Ru-486, la Commissione non serve

Mattia Civico, "L'Adige", 27 gennaio 2010
Il Consiglio discute oggi una mozione del PDL che chiede l’istituzione di una commissione di studio sulla efficacia e pericolosità della pillola abortiva RU-486.

Sgombero il campo subito. Non c’entra l’essere cattolici o meno: sono contrario in quanto ritengo la proposta strumentale, demagogica e ideologica. La politica deve rispettare l’autonomia dei professionisti della medicina, della scienza e della ricerca. E soprattutto – se il fine è di ridurre il numero di aborti e diminuire il carico di sofferenza che ogni interruzione di gravidanza porta con sé- la commissione di studio è inutile.
Partiamo da alcuni dati oggettivi: ogni anno il Governo riferisce al Parlamento circa l’efficacia di questa legge sull’aborto, la 194/78. La lettura approfondita di queste informazioni ci consegna un quadro in costante evoluzione positiva: in Italia le interruzioni di gravidanza calano ogni anno. Dal 2007 al 2008 vi è una riduzione degli aborti del 4,1% complessivamente e in particolare del 10,7% in Provincia di Trento. Il tasso di abortività in Italia è fra i più bassi tra i paesi occidentali e, in particolare, significativamente più basso è quello relativo alle minorenni ed agli aborti ripetuti.  La legge complessivamente funziona.
Siamo un Paese a bassa natalità, ma anche a basso ricorso all’ Interruzione Volontaria della Gravidanza (I.V.G.). L’aborto non è quindi un metodo contraccettivo. I dati ci consegnano una immagine confortante sul piano culturale, della capacità dei cittadini di affrontare con maturità il tema della contraccezione, della procreazione responsabile, dell’educazione sessuale. Ma un altro dato emerge evidente dalla relazione: le donne che oggi ricorrono all’aborto sono in misura significativa sole e spesso straniere.
E su questo punto è doveroso aprire una riflessione più ampia e seria: la decisione di abortire è sempre una scelta dolorosa che le donne assumono spesso in profonda solitudine. Non è mai una scelta compiuta con leggerezza e –soprattutto- non è mai un evento che si rimuove il giorno dopo. È una esperienza  che porta con sé e in sé un carico di sofferenza . Un peso che grava sulle spalle delle donne, troppo spesso private di un contesto vicino e solidale che permetta loro di guardare alla gravidanza e alla maternità come ad una esperienza possibile.  Troppo spesso oggetto di violenza, fisica e psicologica.
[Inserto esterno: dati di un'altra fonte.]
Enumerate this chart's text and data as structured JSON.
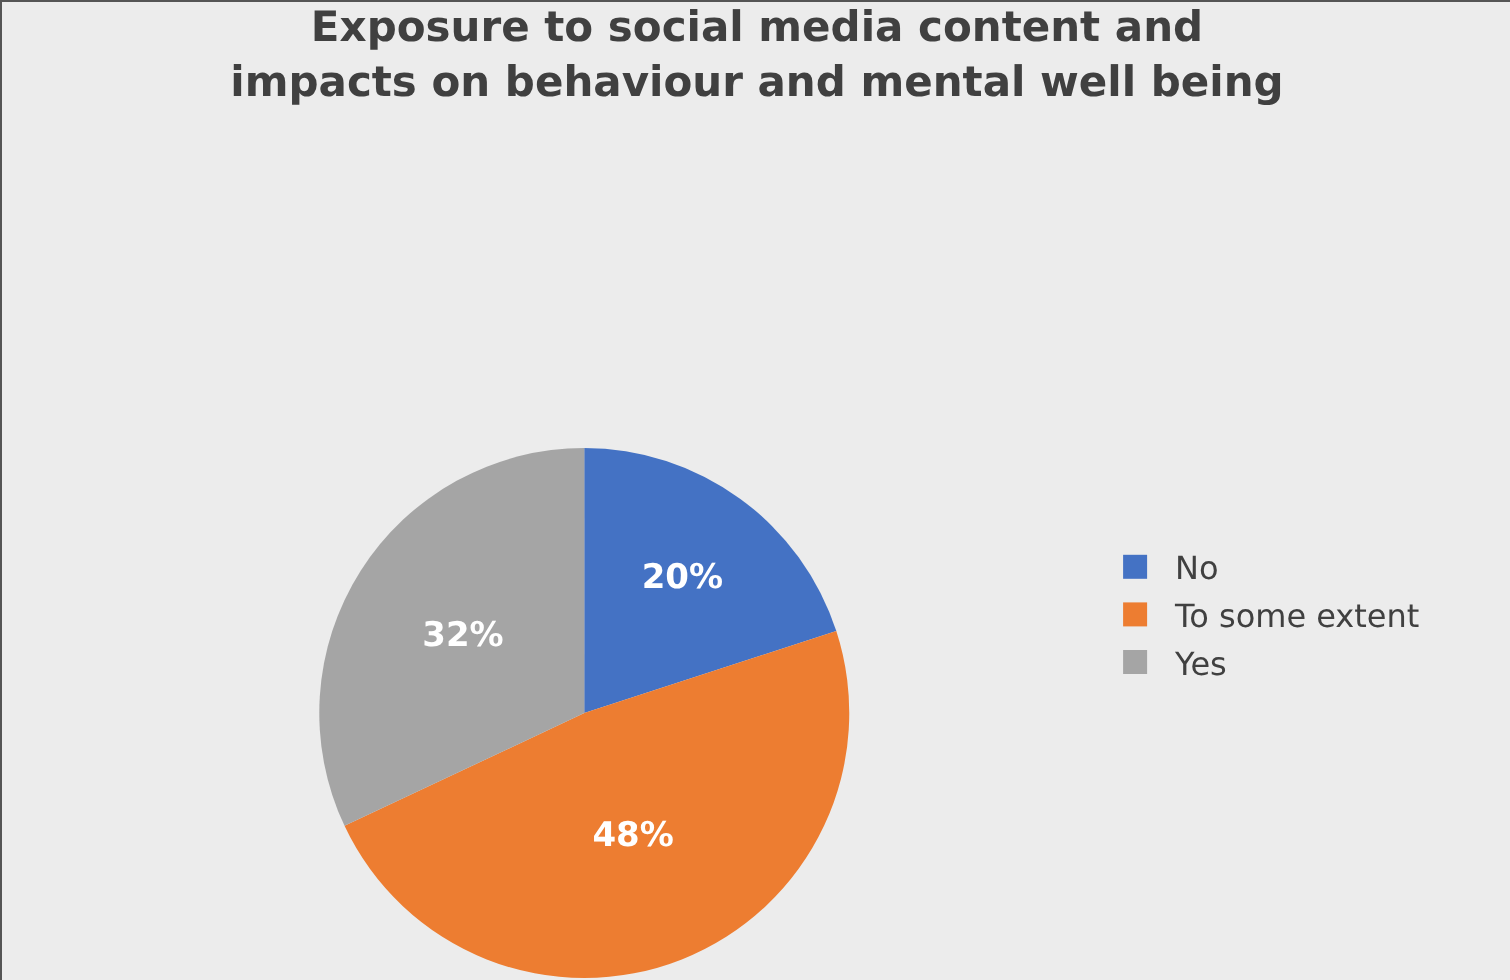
{
  "chart_data": {
    "type": "pie",
    "title": "Exposure to social media content and\nimpacts on behaviour and mental well being",
    "categories": [
      "No",
      "To some extent",
      "Yes"
    ],
    "values": [
      20,
      48,
      32
    ],
    "colors": [
      "#4472c4",
      "#ed7d31",
      "#a5a5a5"
    ],
    "value_labels": [
      "20%",
      "48%",
      "32%"
    ],
    "legend": "right"
  }
}
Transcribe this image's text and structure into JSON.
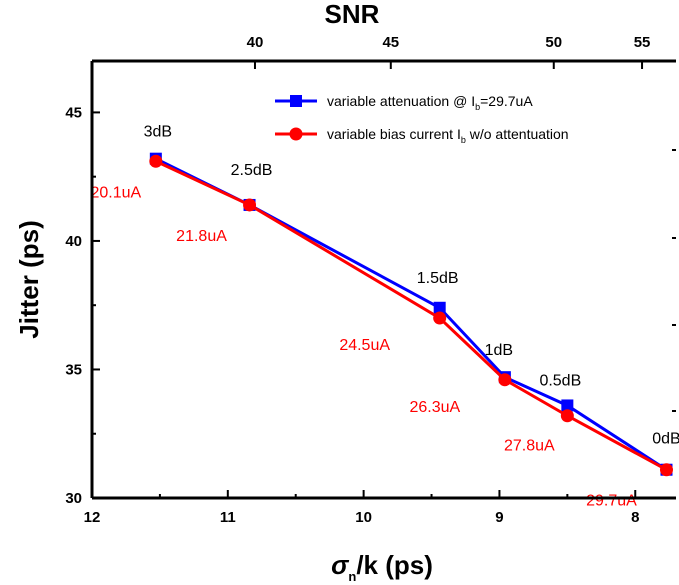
{
  "chart_data": {
    "type": "line",
    "title": "SNR",
    "xlabel": "σ",
    "xlabel_sub": "n",
    "xlabel_suffix": "/k (ps)",
    "ylabel": "Jitter (ps)",
    "xlim": [
      12,
      7.7
    ],
    "ylim": [
      30,
      47
    ],
    "x_ticks": [
      "12",
      "11",
      "10",
      "9",
      "8"
    ],
    "y_ticks": [
      "30",
      "35",
      "40",
      "45"
    ],
    "top_axis": {
      "label": "SNR",
      "ticks": [
        {
          "label": "40",
          "x": 10.8
        },
        {
          "label": "45",
          "x": 9.8
        },
        {
          "label": "50",
          "x": 8.6
        },
        {
          "label": "55",
          "x": 7.95
        }
      ]
    },
    "legend": {
      "position": "top-right",
      "entries": [
        {
          "text": "variable attenuation @ I",
          "sub": "b",
          "suffix": "=29.7uA",
          "color": "#0000ff",
          "marker": "square"
        },
        {
          "text": "variable bias current I",
          "sub": "b",
          "suffix": " w/o attentuation",
          "color": "#ff0000",
          "marker": "circle"
        }
      ]
    },
    "series": [
      {
        "color": "#0000ff",
        "marker": "square",
        "points": [
          {
            "x": 11.53,
            "y": 43.2
          },
          {
            "x": 10.84,
            "y": 41.4
          },
          {
            "x": 9.44,
            "y": 37.4
          },
          {
            "x": 8.96,
            "y": 34.7
          },
          {
            "x": 8.5,
            "y": 33.6
          },
          {
            "x": 7.77,
            "y": 31.1
          }
        ],
        "labels": [
          "3dB",
          "2.5dB",
          "1.5dB",
          "1dB",
          "0.5dB",
          "0dB"
        ]
      },
      {
        "color": "#ff0000",
        "marker": "circle",
        "points": [
          {
            "x": 11.53,
            "y": 43.1
          },
          {
            "x": 10.84,
            "y": 41.4
          },
          {
            "x": 9.44,
            "y": 37.0
          },
          {
            "x": 8.96,
            "y": 34.6
          },
          {
            "x": 8.5,
            "y": 33.2
          },
          {
            "x": 7.77,
            "y": 31.1
          }
        ],
        "labels": [
          "20.1uA",
          "21.8uA",
          "24.5uA",
          "26.3uA",
          "27.8uA",
          "29.7uA"
        ]
      }
    ]
  }
}
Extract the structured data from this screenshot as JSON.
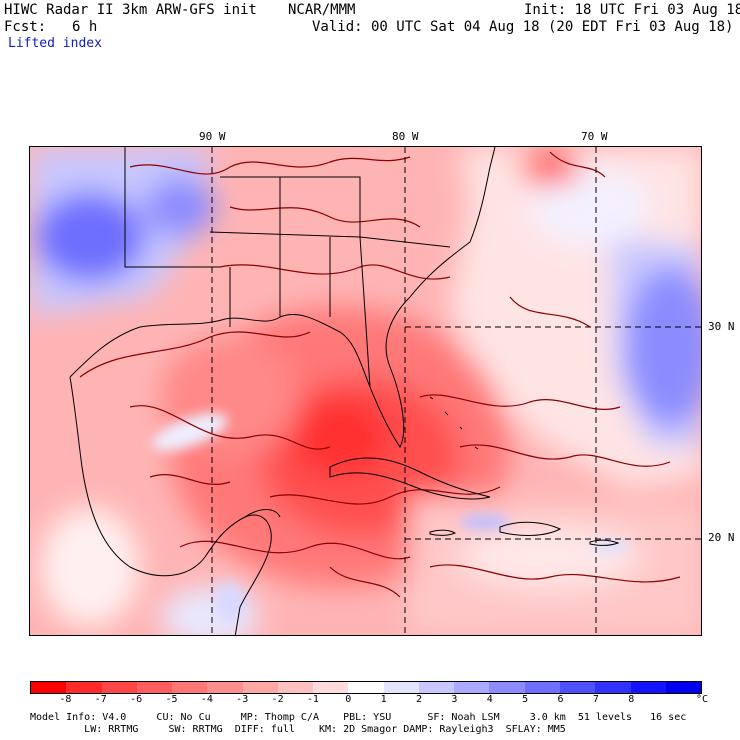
{
  "header": {
    "title": "HIWC Radar II 3km ARW-GFS init",
    "org": "NCAR/MMM",
    "init": "Init: 18 UTC Fri 03 Aug 18",
    "fcst_label": "Fcst:",
    "fcst_value": "6 h",
    "valid": "Valid: 00 UTC Sat 04 Aug 18 (20 EDT Fri 03 Aug 18)",
    "field": "Lifted index"
  },
  "axes": {
    "lon_labels": [
      "90 W",
      "80 W",
      "70 W"
    ],
    "lat_labels": [
      "30 N",
      "20 N"
    ]
  },
  "colorbar": {
    "unit": "°C",
    "labels": [
      "-8",
      "-7",
      "-6",
      "-5",
      "-4",
      "-3",
      "-2",
      "-1",
      "0",
      "1",
      "2",
      "3",
      "4",
      "5",
      "6",
      "7",
      "8"
    ],
    "colors": [
      "#ff0000",
      "#ff2a2a",
      "#ff4646",
      "#ff5e5e",
      "#ff7676",
      "#ff8e8e",
      "#ffa6a6",
      "#ffc0c0",
      "#ffdcdc",
      "#ffffff",
      "#e4e4ff",
      "#c8c8ff",
      "#aaaaff",
      "#8c8cff",
      "#6e6eff",
      "#5050ff",
      "#3232ff",
      "#1414ff",
      "#0000f0"
    ]
  },
  "footer": {
    "line1": "Model Info: V4.0     CU: No Cu     MP: Thomp C/A    PBL: YSU      SF: Noah LSM     3.0 km  51 levels   16 sec",
    "line2": "         LW: RRTMG     SW: RRTMG  DIFF: full    KM: 2D Smagor DAMP: Rayleigh3  SFLAY: MM5"
  }
}
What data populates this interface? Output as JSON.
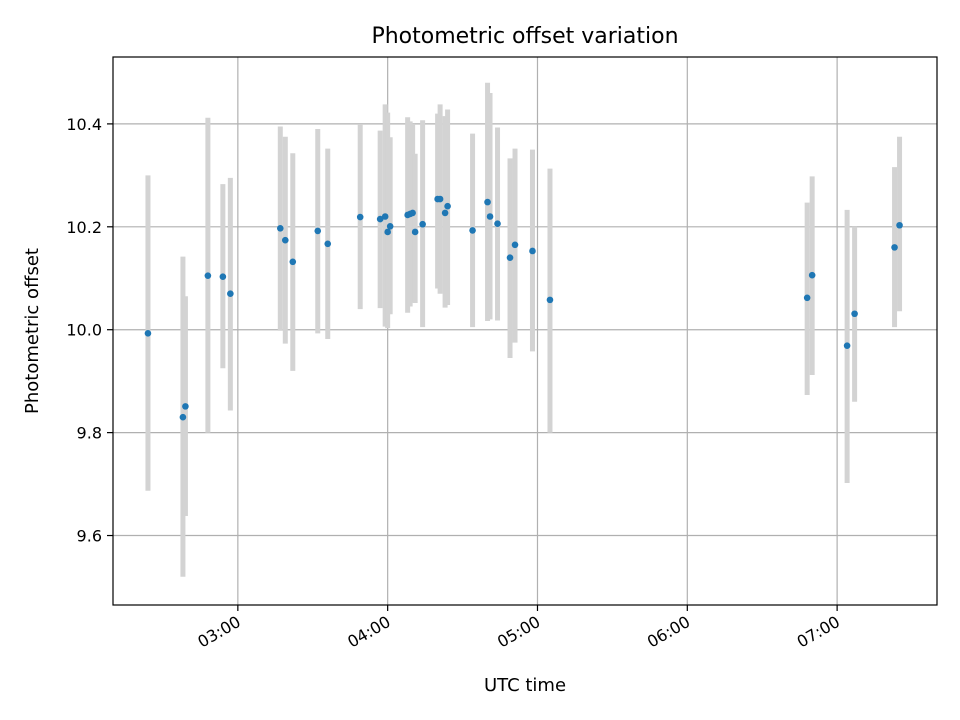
{
  "chart_data": {
    "type": "scatter",
    "title": "Photometric offset variation",
    "xlabel": "UTC time",
    "ylabel": "Photometric offset",
    "x_axis_kind": "time",
    "xlim": [
      "02:10",
      "07:40"
    ],
    "ylim": [
      9.465,
      10.53
    ],
    "xticks": [
      "03:00",
      "04:00",
      "05:00",
      "06:00",
      "07:00"
    ],
    "yticks": [
      9.6,
      9.8,
      10.0,
      10.2,
      10.4
    ],
    "grid": true,
    "legend": "none",
    "marker_color": "#1f77b4",
    "errorbar_color": "#d3d3d3",
    "series": [
      {
        "points": [
          {
            "x": "02:24",
            "y": 9.993,
            "ylo": 9.687,
            "yhi": 10.3
          },
          {
            "x": "02:38",
            "y": 9.83,
            "ylo": 9.52,
            "yhi": 10.142
          },
          {
            "x": "02:39",
            "y": 9.851,
            "ylo": 9.638,
            "yhi": 10.065
          },
          {
            "x": "02:48",
            "y": 10.105,
            "ylo": 9.8,
            "yhi": 10.412
          },
          {
            "x": "02:54",
            "y": 10.103,
            "ylo": 9.925,
            "yhi": 10.283
          },
          {
            "x": "02:57",
            "y": 10.07,
            "ylo": 9.843,
            "yhi": 10.295
          },
          {
            "x": "03:17",
            "y": 10.197,
            "ylo": 9.998,
            "yhi": 10.395
          },
          {
            "x": "03:19",
            "y": 10.174,
            "ylo": 9.973,
            "yhi": 10.375
          },
          {
            "x": "03:22",
            "y": 10.132,
            "ylo": 9.92,
            "yhi": 10.343
          },
          {
            "x": "03:32",
            "y": 10.192,
            "ylo": 9.993,
            "yhi": 10.39
          },
          {
            "x": "03:36",
            "y": 10.167,
            "ylo": 9.982,
            "yhi": 10.352
          },
          {
            "x": "03:49",
            "y": 10.219,
            "ylo": 10.04,
            "yhi": 10.398
          },
          {
            "x": "03:57",
            "y": 10.215,
            "ylo": 10.042,
            "yhi": 10.387
          },
          {
            "x": "03:59",
            "y": 10.22,
            "ylo": 10.006,
            "yhi": 10.438
          },
          {
            "x": "04:00",
            "y": 10.19,
            "ylo": 10.003,
            "yhi": 10.422
          },
          {
            "x": "04:01",
            "y": 10.201,
            "ylo": 10.03,
            "yhi": 10.374
          },
          {
            "x": "04:08",
            "y": 10.223,
            "ylo": 10.033,
            "yhi": 10.413
          },
          {
            "x": "04:09",
            "y": 10.225,
            "ylo": 10.045,
            "yhi": 10.405
          },
          {
            "x": "04:10",
            "y": 10.227,
            "ylo": 10.053,
            "yhi": 10.4
          },
          {
            "x": "04:11",
            "y": 10.19,
            "ylo": 10.052,
            "yhi": 10.342
          },
          {
            "x": "04:14",
            "y": 10.205,
            "ylo": 10.005,
            "yhi": 10.407
          },
          {
            "x": "04:20",
            "y": 10.254,
            "ylo": 10.08,
            "yhi": 10.42
          },
          {
            "x": "04:21",
            "y": 10.254,
            "ylo": 10.07,
            "yhi": 10.438
          },
          {
            "x": "04:23",
            "y": 10.227,
            "ylo": 10.043,
            "yhi": 10.415
          },
          {
            "x": "04:24",
            "y": 10.24,
            "ylo": 10.048,
            "yhi": 10.428
          },
          {
            "x": "04:34",
            "y": 10.193,
            "ylo": 10.005,
            "yhi": 10.381
          },
          {
            "x": "04:40",
            "y": 10.248,
            "ylo": 10.017,
            "yhi": 10.48
          },
          {
            "x": "04:41",
            "y": 10.22,
            "ylo": 10.02,
            "yhi": 10.46
          },
          {
            "x": "04:44",
            "y": 10.206,
            "ylo": 10.018,
            "yhi": 10.393
          },
          {
            "x": "04:49",
            "y": 10.14,
            "ylo": 9.945,
            "yhi": 10.333
          },
          {
            "x": "04:51",
            "y": 10.165,
            "ylo": 9.975,
            "yhi": 10.352
          },
          {
            "x": "04:58",
            "y": 10.153,
            "ylo": 9.958,
            "yhi": 10.35
          },
          {
            "x": "05:05",
            "y": 10.058,
            "ylo": 9.8,
            "yhi": 10.313
          },
          {
            "x": "06:48",
            "y": 10.062,
            "ylo": 9.873,
            "yhi": 10.247
          },
          {
            "x": "06:50",
            "y": 10.106,
            "ylo": 9.912,
            "yhi": 10.298
          },
          {
            "x": "07:04",
            "y": 9.969,
            "ylo": 9.702,
            "yhi": 10.233
          },
          {
            "x": "07:07",
            "y": 10.031,
            "ylo": 9.86,
            "yhi": 10.2
          },
          {
            "x": "07:23",
            "y": 10.16,
            "ylo": 10.005,
            "yhi": 10.316
          },
          {
            "x": "07:25",
            "y": 10.203,
            "ylo": 10.036,
            "yhi": 10.375
          }
        ]
      }
    ]
  }
}
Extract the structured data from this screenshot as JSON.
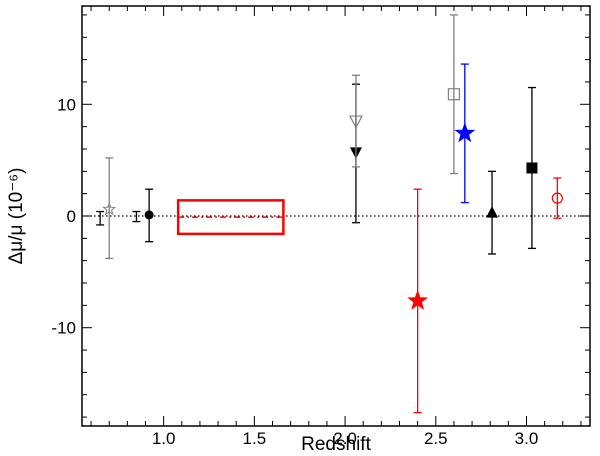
{
  "chart_data": {
    "type": "scatter",
    "xlabel": "Redshift",
    "ylabel": "Δμ/μ (10⁻⁶)",
    "xlim": [
      0.55,
      3.35
    ],
    "ylim": [
      -18.8,
      18.8
    ],
    "x_ticks": [
      {
        "value": 1.0,
        "label": "1.0"
      },
      {
        "value": 1.5,
        "label": "1.5"
      },
      {
        "value": 2.0,
        "label": "2.0"
      },
      {
        "value": 2.5,
        "label": "2.5"
      },
      {
        "value": 3.0,
        "label": "3.0"
      }
    ],
    "y_ticks": [
      {
        "value": -10,
        "label": "-10"
      },
      {
        "value": 0,
        "label": "0"
      },
      {
        "value": 10,
        "label": "10"
      }
    ],
    "reference_line": {
      "y": 0,
      "style": "dotted"
    },
    "range_box": {
      "x_range": [
        1.08,
        1.66
      ],
      "y_range": [
        -1.6,
        1.4
      ],
      "center": -0.1,
      "color": "#ff0000"
    },
    "points": [
      {
        "x": 0.65,
        "y": -0.2,
        "yerr_low": -0.8,
        "yerr_high": 0.4,
        "marker": "none",
        "color": "#000000"
      },
      {
        "x": 0.7,
        "y": 0.6,
        "yerr_low": -3.8,
        "yerr_high": 5.2,
        "marker": "star-open",
        "color": "#808080"
      },
      {
        "x": 0.85,
        "y": -0.1,
        "yerr_low": -0.5,
        "yerr_high": 0.4,
        "marker": "none",
        "color": "#000000"
      },
      {
        "x": 0.92,
        "y": 0.1,
        "yerr_low": -2.3,
        "yerr_high": 2.4,
        "marker": "circle-filled",
        "color": "#000000"
      },
      {
        "x": 2.06,
        "y": 5.7,
        "yerr_low": -0.6,
        "yerr_high": 11.8,
        "marker": "triangle-down-filled",
        "color": "#000000"
      },
      {
        "x": 2.06,
        "y": 8.5,
        "yerr_low": 4.4,
        "yerr_high": 12.6,
        "marker": "triangle-down-open",
        "color": "#808080"
      },
      {
        "x": 2.4,
        "y": -7.6,
        "yerr_low": -17.6,
        "yerr_high": 2.4,
        "marker": "star-filled",
        "color": "#ff0000"
      },
      {
        "x": 2.6,
        "y": 10.9,
        "yerr_low": 3.8,
        "yerr_high": 18.0,
        "marker": "square-open",
        "color": "#808080"
      },
      {
        "x": 2.66,
        "y": 7.4,
        "yerr_low": 1.2,
        "yerr_high": 13.6,
        "marker": "star-filled",
        "color": "#0000ff"
      },
      {
        "x": 2.81,
        "y": 0.3,
        "yerr_low": -3.4,
        "yerr_high": 4.0,
        "marker": "triangle-up-filled",
        "color": "#000000"
      },
      {
        "x": 3.03,
        "y": 4.3,
        "yerr_low": -2.9,
        "yerr_high": 11.5,
        "marker": "square-filled",
        "color": "#000000"
      },
      {
        "x": 3.17,
        "y": 1.6,
        "yerr_low": -0.2,
        "yerr_high": 3.4,
        "marker": "circle-open",
        "color": "#ff0000"
      }
    ]
  }
}
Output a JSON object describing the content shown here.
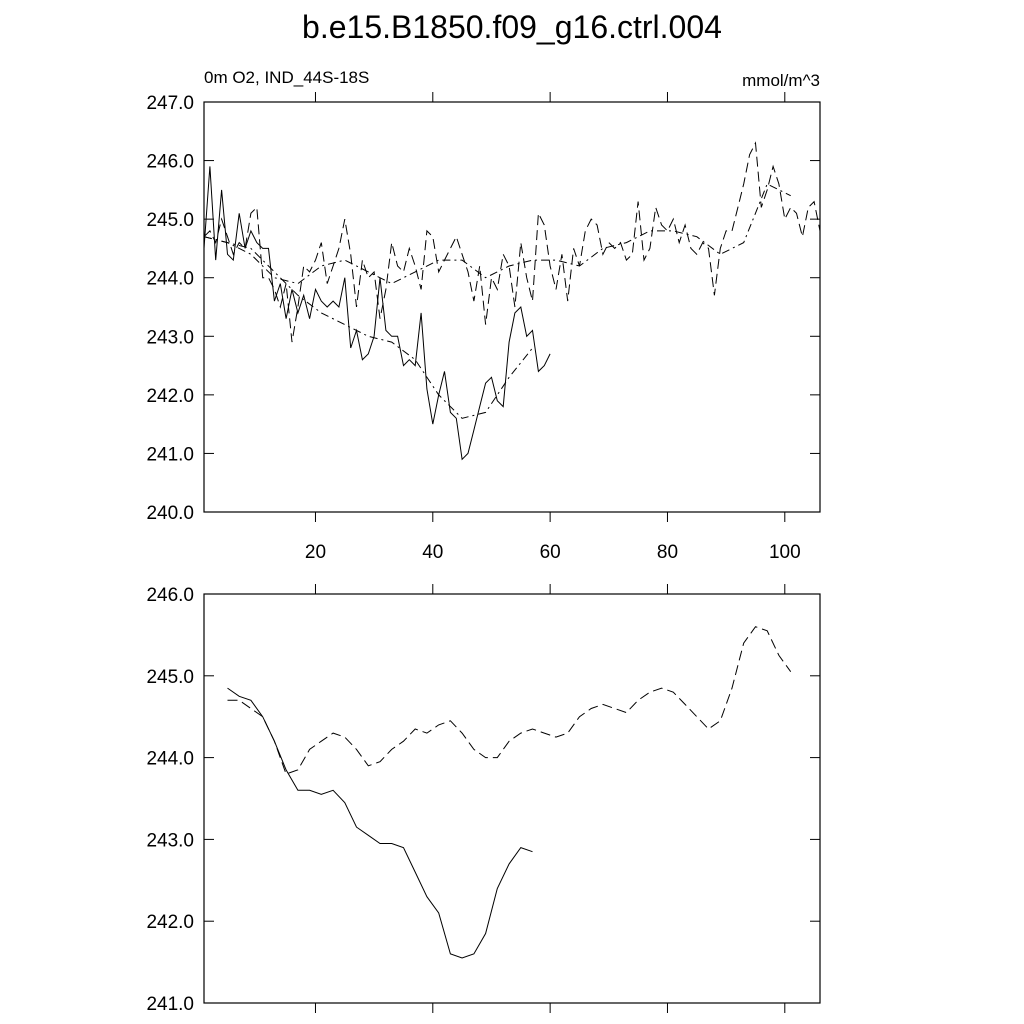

Proteggere la vita è quindi innanzitutto proteggere la donna, garantirle una straordinaria presenza. Ripagarla il centuplo della solitudine e dell’abbandono che subisce. Dobbiamo dirlo con forza: la scelta di abortire è certamente una scelta individuale che va rispettata, ma è una responsabilità collettiva.
Il ricorso all’IVG , considerata una conquista di libertà del mondo femminile, deve oggi interrogare più profondamente l’intera comunità, e in particolare l’universo maschile.  La comunità intera –e l’uomo in particolare- deve assumersi una nuova responsabilità.
Alcune proposte concrete. È necessario un rinnovato impegno nella educazione alla sessualità e alla procreazione responsabile,  con strumenti adeguati ai tempi e ai linguaggi di una comunità multiculturale;  un più efficace intervento di educazione affettiva, con particolare attenzione a contrastare con decisione la cultura “machista” che silentemente giustifica e permette la violenza di genere.
Ed infine: se è vero che ogni vita ha un valore inestimabile, non ha prezzo l’alternativa che possiamo offrire. E l’alternativa risiede nella forza e nella presenza della comunità, capace di proporre politiche sociali, sanitarie ed economiche che rappresentino un reale sostegno: politiche familiari, servizi all’infanzia, reddito di garanzia, lavoro, casa. Alle donne sole, di qualsiasi nazionalità, che portano in grembo una nuova vita abbiamo il dovere di restituire ciò che la vita non ha offerto.  Il resto attiene alla coscienza dei singoli.